O COORDENADOR-GERAL DE ADMINISTRAÇÃO ADUANEIRA, no uso da atribuição que lhe confere o inciso VII do art. 129 do Regimento Interno da Receita Federal do Brasil, aprovado pela Portaria MF nº 203, de 14 de maio de 2013, e tendo em vista o disposto no art. 34 da Lei nº 12.350, de 20 de dezembro de 2010, e no art. 14 da Portaria RFB nº 3.518, de 30 de setembro de 2011, declara:

Art. 1º Os requisitos técnicos e operacionais mínimos para os equipamentos de inspeção não invasiva de bagagens, cargas, unidades de carga, veículos e remessas postais e expressas são os constantes do anexo único deste Ato Declaratório Executivo.

Art. 2º Este Ato Declaratório Executivo entra em vigor na data de sua publicação.

Art. 3º Fica revogado o Ato Declaratório Executivo Coana nº 27, de 22 de dezembro de 2010.

JOSÉ CARLOS DE ARAÚJO

ANEXO ÚNICO

1 - Equipamento de inspeção não invasiva, por raios X, de veículos e unidades de carga.

1.1 - O equipamento deve ser composto por um conjunto que compreenda o suporte base de movimentação, se necessário, a unidade de raios X, cabine(s) de controle com monitor(es) de análise de imagem, dispositivos de processamento, muro ou galpão de proteção, se necessário, e demais equipamentos auxiliares.
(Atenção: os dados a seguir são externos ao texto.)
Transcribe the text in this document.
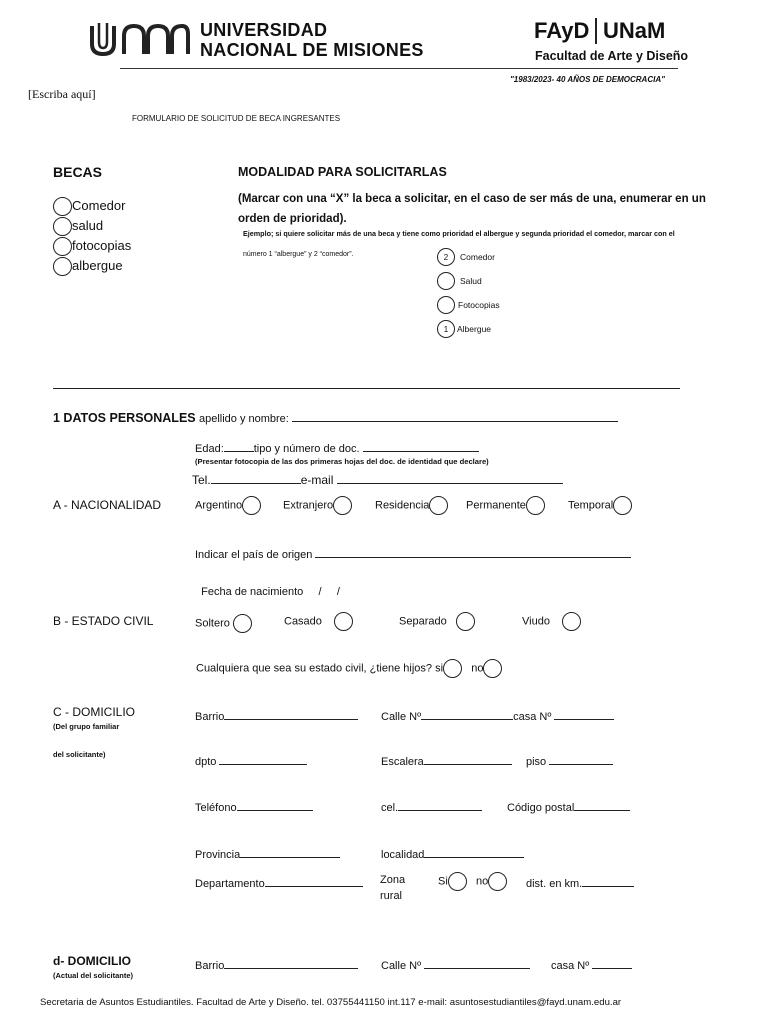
UNIVERSIDAD
NACIONAL DE MISIONES
FAyD UNaM
Facultad de Arte y Diseño
"1983/2023- 40 AÑOS DE DEMOCRACIA"
[Escriba aquí]
FORMULARIO DE SOLICITUD DE BECA INGRESANTES
BECAS
Comedor
salud
fotocopias
albergue
MODALIDAD PARA SOLICITARLAS
(Marcar con una “X” la beca a solicitar, en el caso de ser más de una, enumerar en un
orden de prioridad).
Ejemplo; si quiere solicitar más de una beca y tiene como prioridad el albergue y segunda prioridad el comedor, marcar con el
número 1 “albergue” y 2 “comedor”.	2	Comedor
Salud
Fotocopias
1	Albergue
1 DATOS PERSONALES apellido y nombre:
Edad:	tipo y número de doc.
(Presentar fotocopia de las dos primeras hojas del doc. de identidad que declare)
Tel.	e-mail
A - NACIONALIDAD	Argentino	Extranjero	Residencia	Permanente	Temporal
Indicar el país de origen

Fecha de nacimiento / /

B - ESTADO CIVIL	Soltero	Casado	Separado	Viudo
Cualquiera que sea su estado civil, ¿tiene hijos? si	no
C - DOMICILIO
(Del grupo familiar
del solicitante)
Barrio	Calle Nº	casa Nº
dpto	Escalera	piso
Teléfono	cel.	Código postal
Provincia	localidad
Departamento	Zona
rural
Si	no	dist. en km.
d- DOMICILIO
(Actual del solicitante)
Barrio	Calle Nº	casa Nº
Secretaria de Asuntos Estudiantiles. Facultad de Arte y Diseño. tel. 03755441150 int.117 e-mail: asuntosestudiantiles@fayd.unam.edu.ar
Nesse sentido, deve-se incluir quaisquer subsistemas, equipamentos, unidades, interfaces, softwares, instrumentos, ferramentas, licenças de utilização que, mesmo não especificamente requeridos ou citados, sejam necessários para o perfeito e completo funcionamento do escâner nas condições previstas neste anexo.

1.2 - Requisitos mínimos obrigatórios

1.2.1 - Penetração

O sistema deve ser capaz de prover penetração mínima de 290 mm em aço, mantendo os níveis de radiação fora da área de proteção, nos níveis máximos estabelecidos.
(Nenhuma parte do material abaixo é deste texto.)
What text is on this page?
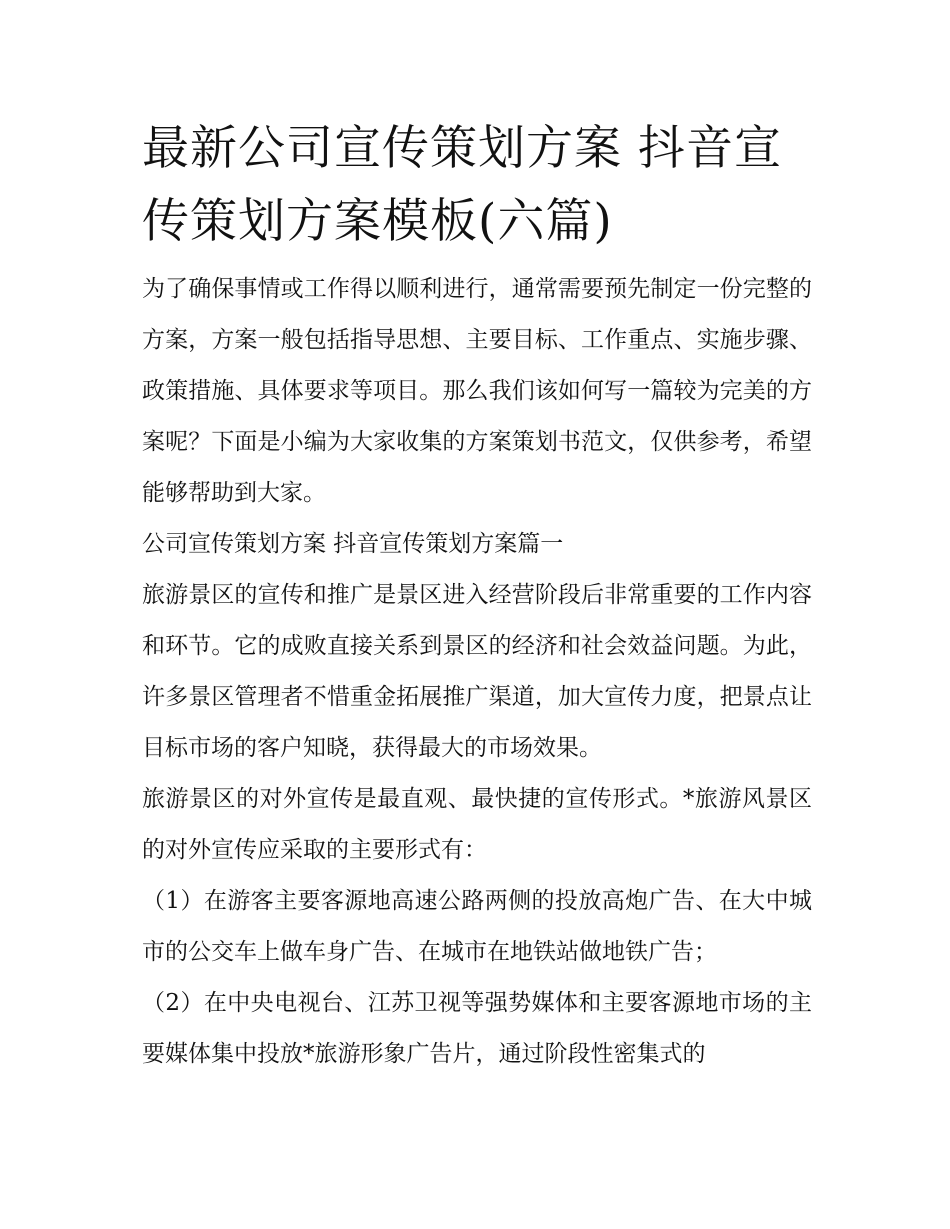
最新公司宣传策划方案 抖音宣传策划方案模板(六篇)

为了确保事情或工作得以顺利进行，通常需要预先制定一份完整的方案，方案一般包括指导思想、主要目标、工作重点、实施步骤、政策措施、具体要求等项目。那么我们该如何写一篇较为完美的方案呢？下面是小编为大家收集的方案策划书范文，仅供参考，希望能够帮助到大家。

公司宣传策划方案 抖音宣传策划方案篇一

旅游景区的宣传和推广是景区进入经营阶段后非常重要的工作内容和环节。它的成败直接关系到景区的经济和社会效益问题。为此，许多景区管理者不惜重金拓展推广渠道，加大宣传力度，把景点让目标市场的客户知晓，获得最大的市场效果。

旅游景区的对外宣传是最直观、最快捷的宣传形式。*旅游风景区的对外宣传应采取的主要形式有：

（1）在游客主要客源地高速公路两侧的投放高炮广告、在大中城市的公交车上做车身广告、在城市在地铁站做地铁广告；

（2）在中央电视台、江苏卫视等强势媒体和主要客源地市场的主要媒体集中投放*旅游形象广告片，通过阶段性密集式的
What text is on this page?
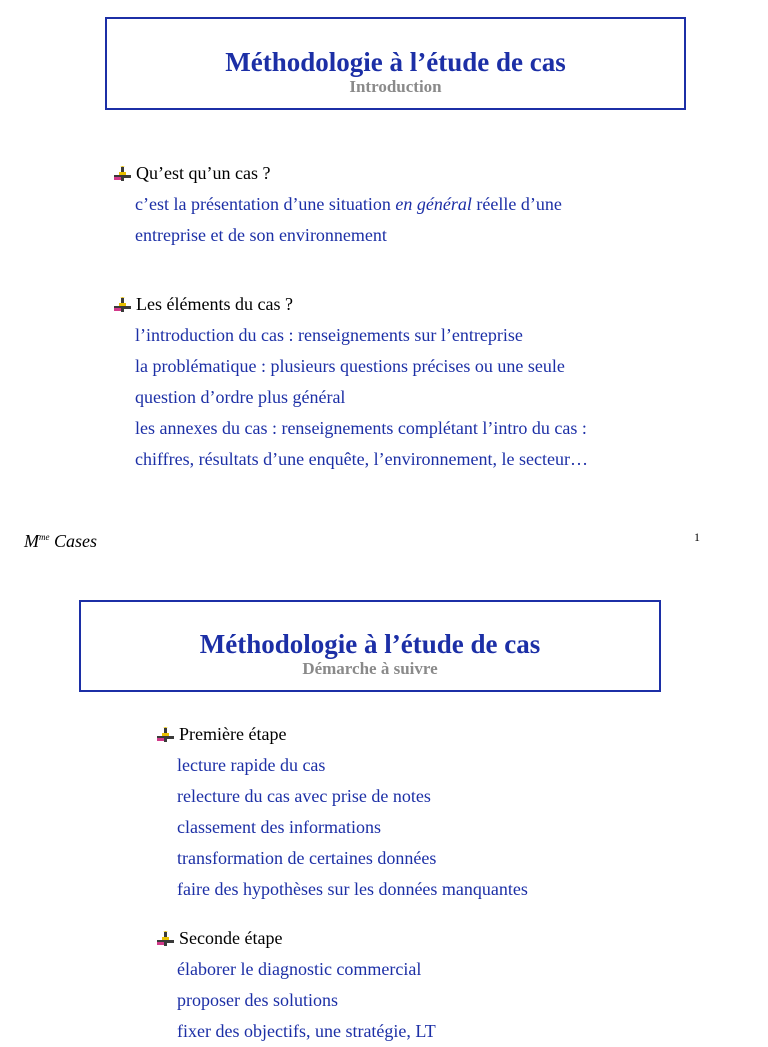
Méthodologie à l’étude de cas
Introduction
Qu’est qu’un cas ?
c’est la présentation d’une situation en général réelle d’une
entreprise et de son environnement
Les éléments du cas ?
l’introduction du cas : renseignements sur l’entreprise
la problématique : plusieurs questions précises ou une seule
question d’ordre plus général
les annexes du cas : renseignements complétant l’intro du cas :
chiffres, résultats d’une enquête, l’environnement, le secteur…
$M^{me}$ Cases	1
Méthodologie à l’étude de cas
Démarche à suivre
Première étape
lecture rapide du cas
relecture du cas avec prise de notes
classement des informations
transformation de certaines données
faire des hypothèses sur les données manquantes
Seconde étape
élaborer le diagnostic commercial
proposer des solutions
fixer des objectifs, une stratégie, LT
1.2.2 - Condições de operação

O equipamento deve operar em:

a) ambientes com temperaturas entre -5º C e 45º C;

b) ambientes com umidade relativa, não condensável, até 90%;

c) altitudes de até 2.500m acima do nível do mar;

d) zonas marítimas, lacustres e fluviais, sujeito ao efeito de corrosão; e

e) presença de sol, chuva, pó e/ou granizo.

1.2.3 - Modo de Inspeção

O escâner deve movimentar-se sobre o veículo a ser inspecionado, sendo que o sistema deve ter capacidade de capturar imagens em deslocamento a uma velocidade de 0,2m/s ou superior.
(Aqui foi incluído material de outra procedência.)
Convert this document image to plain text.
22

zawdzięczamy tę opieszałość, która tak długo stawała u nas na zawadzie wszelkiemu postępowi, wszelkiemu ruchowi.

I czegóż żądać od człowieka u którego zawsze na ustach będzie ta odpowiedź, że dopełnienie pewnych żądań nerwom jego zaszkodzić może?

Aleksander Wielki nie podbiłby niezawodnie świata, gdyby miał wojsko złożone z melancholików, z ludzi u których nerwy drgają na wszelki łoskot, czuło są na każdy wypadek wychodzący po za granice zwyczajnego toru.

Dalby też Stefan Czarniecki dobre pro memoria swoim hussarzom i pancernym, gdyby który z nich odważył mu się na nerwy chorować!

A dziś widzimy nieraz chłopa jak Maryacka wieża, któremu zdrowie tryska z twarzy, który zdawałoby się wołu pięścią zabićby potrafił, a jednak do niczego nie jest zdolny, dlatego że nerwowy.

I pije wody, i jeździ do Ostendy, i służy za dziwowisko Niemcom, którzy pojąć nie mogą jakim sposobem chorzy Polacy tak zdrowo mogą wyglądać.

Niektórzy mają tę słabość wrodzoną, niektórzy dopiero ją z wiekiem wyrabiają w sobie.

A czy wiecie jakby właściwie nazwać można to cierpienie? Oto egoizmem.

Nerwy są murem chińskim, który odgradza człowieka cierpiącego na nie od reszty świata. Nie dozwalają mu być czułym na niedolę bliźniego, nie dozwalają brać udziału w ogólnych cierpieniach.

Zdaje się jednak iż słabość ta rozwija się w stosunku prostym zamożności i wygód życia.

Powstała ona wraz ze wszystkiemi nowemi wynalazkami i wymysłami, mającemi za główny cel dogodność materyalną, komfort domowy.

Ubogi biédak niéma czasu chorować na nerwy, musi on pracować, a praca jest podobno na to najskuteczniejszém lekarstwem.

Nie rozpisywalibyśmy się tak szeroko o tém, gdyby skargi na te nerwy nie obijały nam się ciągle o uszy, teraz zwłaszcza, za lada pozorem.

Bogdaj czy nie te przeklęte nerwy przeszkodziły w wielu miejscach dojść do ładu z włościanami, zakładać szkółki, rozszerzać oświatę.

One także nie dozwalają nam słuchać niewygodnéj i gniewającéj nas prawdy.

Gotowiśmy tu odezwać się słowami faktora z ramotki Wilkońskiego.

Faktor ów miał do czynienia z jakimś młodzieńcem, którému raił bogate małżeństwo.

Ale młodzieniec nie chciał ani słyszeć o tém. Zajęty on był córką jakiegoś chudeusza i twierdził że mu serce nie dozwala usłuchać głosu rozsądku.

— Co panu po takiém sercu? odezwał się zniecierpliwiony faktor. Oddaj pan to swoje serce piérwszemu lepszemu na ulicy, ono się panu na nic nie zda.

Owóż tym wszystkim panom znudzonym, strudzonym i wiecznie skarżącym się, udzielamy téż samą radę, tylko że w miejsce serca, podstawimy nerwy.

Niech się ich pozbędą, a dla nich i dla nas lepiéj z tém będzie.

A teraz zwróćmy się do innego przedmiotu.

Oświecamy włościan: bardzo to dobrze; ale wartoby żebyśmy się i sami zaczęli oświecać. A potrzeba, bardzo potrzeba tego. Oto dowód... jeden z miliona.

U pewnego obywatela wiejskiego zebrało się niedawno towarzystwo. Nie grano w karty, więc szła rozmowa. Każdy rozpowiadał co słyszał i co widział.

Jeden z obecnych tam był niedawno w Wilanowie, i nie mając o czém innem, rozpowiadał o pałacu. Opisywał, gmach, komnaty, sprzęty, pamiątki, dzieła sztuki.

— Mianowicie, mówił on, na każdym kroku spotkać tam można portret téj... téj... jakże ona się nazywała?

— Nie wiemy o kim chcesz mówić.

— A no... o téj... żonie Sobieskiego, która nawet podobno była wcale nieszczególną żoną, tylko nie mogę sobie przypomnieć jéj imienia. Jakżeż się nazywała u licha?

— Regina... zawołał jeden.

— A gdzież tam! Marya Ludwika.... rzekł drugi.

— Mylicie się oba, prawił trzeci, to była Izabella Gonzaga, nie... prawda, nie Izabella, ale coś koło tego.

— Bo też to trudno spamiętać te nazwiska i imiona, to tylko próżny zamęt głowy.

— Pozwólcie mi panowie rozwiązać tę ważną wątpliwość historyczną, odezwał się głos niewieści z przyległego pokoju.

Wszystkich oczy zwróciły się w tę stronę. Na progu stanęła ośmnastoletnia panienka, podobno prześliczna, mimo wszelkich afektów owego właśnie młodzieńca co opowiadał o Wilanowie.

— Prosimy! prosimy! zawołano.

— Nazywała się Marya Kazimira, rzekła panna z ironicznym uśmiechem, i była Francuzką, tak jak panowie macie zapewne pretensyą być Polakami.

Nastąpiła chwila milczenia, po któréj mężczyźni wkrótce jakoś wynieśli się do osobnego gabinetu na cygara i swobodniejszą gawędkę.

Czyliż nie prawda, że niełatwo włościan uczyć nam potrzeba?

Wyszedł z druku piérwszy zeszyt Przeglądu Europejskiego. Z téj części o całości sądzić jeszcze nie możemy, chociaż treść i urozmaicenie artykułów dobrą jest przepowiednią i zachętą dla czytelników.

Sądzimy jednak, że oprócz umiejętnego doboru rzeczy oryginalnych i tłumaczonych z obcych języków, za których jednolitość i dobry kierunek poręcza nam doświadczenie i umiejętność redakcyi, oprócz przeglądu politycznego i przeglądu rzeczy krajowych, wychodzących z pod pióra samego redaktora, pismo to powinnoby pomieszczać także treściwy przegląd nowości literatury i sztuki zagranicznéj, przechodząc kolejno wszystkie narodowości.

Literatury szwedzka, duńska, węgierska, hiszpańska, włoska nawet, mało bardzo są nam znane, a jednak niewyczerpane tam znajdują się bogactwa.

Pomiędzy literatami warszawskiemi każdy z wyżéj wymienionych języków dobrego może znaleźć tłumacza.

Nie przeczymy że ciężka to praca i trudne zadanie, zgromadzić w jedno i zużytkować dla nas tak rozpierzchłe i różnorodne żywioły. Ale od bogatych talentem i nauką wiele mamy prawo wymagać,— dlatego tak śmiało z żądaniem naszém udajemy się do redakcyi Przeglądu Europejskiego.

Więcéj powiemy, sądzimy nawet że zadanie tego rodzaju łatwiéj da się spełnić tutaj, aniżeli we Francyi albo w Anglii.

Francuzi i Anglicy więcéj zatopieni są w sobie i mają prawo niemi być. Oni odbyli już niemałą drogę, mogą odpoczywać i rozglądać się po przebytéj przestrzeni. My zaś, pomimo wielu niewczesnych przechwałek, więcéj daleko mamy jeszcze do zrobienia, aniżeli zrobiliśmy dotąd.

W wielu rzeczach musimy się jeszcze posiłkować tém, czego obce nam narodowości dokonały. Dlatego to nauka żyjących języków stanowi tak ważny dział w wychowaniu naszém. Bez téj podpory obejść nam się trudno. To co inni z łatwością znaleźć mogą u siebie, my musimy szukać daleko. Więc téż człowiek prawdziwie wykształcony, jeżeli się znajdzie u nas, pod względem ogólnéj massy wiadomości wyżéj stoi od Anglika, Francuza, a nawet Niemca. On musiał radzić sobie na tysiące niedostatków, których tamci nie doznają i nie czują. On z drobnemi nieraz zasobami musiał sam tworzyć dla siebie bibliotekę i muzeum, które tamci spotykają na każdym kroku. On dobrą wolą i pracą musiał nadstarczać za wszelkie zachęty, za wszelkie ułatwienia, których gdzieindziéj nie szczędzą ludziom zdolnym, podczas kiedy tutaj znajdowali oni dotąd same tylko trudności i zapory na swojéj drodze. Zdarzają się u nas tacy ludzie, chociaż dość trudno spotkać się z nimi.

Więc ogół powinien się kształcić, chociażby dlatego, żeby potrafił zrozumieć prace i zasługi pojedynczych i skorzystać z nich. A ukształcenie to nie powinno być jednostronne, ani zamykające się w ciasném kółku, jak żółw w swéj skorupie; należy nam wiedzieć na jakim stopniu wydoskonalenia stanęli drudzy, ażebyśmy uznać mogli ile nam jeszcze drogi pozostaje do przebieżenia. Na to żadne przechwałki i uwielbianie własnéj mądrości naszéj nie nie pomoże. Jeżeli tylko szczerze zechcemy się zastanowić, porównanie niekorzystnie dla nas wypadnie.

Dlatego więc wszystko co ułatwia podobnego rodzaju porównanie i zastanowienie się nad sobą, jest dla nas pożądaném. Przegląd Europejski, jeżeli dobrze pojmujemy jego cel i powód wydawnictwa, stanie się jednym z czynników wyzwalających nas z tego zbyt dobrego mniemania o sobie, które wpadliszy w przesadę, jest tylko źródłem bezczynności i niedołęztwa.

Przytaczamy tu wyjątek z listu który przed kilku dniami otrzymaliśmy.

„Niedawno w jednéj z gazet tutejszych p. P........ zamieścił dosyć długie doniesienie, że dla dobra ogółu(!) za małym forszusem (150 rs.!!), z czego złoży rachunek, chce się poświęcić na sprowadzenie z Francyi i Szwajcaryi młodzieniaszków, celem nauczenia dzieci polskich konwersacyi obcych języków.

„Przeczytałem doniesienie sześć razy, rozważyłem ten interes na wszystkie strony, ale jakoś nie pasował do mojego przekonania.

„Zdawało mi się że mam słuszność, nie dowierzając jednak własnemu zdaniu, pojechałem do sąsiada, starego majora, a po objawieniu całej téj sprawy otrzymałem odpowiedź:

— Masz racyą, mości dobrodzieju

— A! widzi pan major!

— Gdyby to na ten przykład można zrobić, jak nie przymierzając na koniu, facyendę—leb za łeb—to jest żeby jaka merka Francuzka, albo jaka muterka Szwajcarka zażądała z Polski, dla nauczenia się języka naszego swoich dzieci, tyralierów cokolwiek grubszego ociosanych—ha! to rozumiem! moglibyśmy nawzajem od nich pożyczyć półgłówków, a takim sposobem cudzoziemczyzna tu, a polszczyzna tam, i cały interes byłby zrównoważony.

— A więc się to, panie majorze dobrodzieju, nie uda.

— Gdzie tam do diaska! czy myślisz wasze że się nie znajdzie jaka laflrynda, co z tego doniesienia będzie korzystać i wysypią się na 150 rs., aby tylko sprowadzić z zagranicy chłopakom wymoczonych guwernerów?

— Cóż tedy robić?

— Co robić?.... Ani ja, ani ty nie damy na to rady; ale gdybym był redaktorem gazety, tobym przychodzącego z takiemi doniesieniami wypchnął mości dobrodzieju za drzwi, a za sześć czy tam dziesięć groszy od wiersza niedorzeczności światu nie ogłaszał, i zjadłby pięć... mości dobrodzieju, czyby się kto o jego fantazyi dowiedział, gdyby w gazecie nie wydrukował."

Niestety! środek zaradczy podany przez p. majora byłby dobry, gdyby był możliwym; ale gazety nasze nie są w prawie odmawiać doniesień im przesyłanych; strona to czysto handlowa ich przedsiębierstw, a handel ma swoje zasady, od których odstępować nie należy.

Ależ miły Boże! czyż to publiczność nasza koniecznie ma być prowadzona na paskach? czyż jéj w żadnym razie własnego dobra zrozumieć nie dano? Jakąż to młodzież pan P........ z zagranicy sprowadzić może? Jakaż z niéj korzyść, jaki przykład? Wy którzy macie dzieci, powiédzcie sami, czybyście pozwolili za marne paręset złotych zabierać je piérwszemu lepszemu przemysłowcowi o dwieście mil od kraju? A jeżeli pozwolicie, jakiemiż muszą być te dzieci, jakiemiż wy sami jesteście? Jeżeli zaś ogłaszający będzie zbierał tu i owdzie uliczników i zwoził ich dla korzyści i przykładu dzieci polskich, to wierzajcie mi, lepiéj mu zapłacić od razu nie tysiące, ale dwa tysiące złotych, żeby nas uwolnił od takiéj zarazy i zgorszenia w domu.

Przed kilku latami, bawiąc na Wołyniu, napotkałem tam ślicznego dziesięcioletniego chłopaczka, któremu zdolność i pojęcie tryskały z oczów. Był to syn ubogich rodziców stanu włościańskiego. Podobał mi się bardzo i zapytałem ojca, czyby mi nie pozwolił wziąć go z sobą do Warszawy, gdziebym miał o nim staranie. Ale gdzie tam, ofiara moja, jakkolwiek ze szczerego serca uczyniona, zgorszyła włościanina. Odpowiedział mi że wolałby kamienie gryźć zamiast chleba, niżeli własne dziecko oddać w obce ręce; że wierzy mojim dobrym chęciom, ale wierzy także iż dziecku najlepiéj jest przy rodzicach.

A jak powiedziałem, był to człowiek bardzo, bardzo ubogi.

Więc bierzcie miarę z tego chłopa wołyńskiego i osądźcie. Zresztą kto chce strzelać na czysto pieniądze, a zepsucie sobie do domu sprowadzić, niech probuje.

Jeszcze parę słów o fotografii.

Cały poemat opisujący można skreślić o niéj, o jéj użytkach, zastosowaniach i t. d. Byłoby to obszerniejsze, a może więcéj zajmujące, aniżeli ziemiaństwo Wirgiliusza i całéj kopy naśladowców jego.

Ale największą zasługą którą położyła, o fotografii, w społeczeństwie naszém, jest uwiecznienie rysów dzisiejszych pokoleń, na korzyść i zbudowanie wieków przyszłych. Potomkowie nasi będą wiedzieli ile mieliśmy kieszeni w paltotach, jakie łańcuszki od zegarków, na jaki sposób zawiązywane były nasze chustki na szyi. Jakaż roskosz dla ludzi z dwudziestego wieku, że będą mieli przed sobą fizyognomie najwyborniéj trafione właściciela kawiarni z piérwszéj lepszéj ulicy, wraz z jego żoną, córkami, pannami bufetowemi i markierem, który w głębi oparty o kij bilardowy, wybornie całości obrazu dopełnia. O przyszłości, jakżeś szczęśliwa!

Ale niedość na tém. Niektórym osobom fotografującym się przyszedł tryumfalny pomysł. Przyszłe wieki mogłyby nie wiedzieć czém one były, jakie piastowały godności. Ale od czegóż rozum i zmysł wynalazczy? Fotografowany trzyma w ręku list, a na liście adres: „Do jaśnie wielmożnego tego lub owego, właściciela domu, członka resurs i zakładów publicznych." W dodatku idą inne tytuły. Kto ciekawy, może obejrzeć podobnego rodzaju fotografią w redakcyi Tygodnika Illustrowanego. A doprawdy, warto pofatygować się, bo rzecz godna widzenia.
São aceitos os sistemas em que o veículo ou a carga se movimente por si, desde que existam processos que garantam a uniformidade da imagem e excluam da exposição de raios-X a cabine de direção, inspecionando exclusivamente para o compartimento de carga.

O processo de inspeção deve completar-se com apenas um movimento do escâner, para frente ou para trás, sem necessidade de retorno, ou deslocamento do veículo transportador da carga para frente.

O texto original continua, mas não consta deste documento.